Liberaal Vlaams Studentenverbond
| Establishment | * December 8, 1930 (Ghent) * January 7, 1937 (Brussels) * 1939 (Antwerp) * December 29, 1972 (Leuven) * December 4, 2009 (Hasselt) |
| Ideology | Liberalism/Libertarianism |
| President | Yearly rotation (currently held by the president of LVSV Antwerp - 2025-2026) |
| European organisations | ESFL |
| Website | www.lvsv.be |

The LVSV (Liberaal Vlaams StudentenVerbond (Dutch) or Liberal Flemish Students' Association) unites all Dutch-speaking classical-liberal and libertarian students in Belgium. The values they uphold are individual freedom, freedom of speech, free trade and human rights, with focus on the non-aggression principle. The LVSV opposes big government in any meaning (both right-wing and left-wing). They are an independent organisation, not affiliated to any political party. The LVSV organises political activities (debates, discussions,...) as well as typical student activities (visiting pubs, organising a cantus,...) in five cities: Antwerp, Brussels, Ghent, Hasselt and Leuven. The national presidency of the association rotates between the local presidents every year.

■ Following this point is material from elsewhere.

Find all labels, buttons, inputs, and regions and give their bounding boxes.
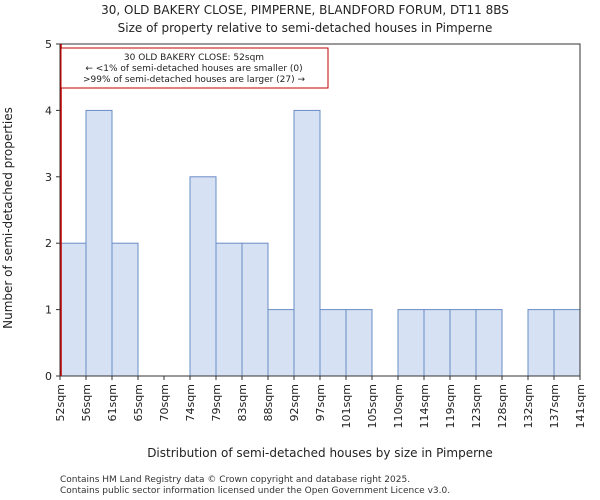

The first LVSV branch was founded on December 8, 1930 by Max Cosijns as a result of the “Dutchification” of University of Ghent. In 1932 LVSV Ghent joined the Liberal Flemish League. In 1937 another branch was founded in Brussels by Raymond Schepmans who was elected as their President on January 20, 1937. Both branches would later join the Belgisch Liberaal Studentenverbond/Fédération des Étudiants Libéraux (BSVL/FEL) which oversaw all liberal student associations from both the Dutch- and the French-speaking region of the country. In 1972 all LVSV branches discontinued their partnership with the BSVL/FEL with the reason being that only French was spoken at the conferences held by the BSVL/FEL. This led to the establishment of LVSV National which would take over the responsibilities from the BSVL/FEL.

Famous former members include Guy Verhofstadt (Open VLD), Bart De Wever (N-VA), Zuhal Demir (N-VA), Willy De Clercq (Open VLD), Karel De Gucht (Open VLD) and Egbert Lachaert (Open VLD).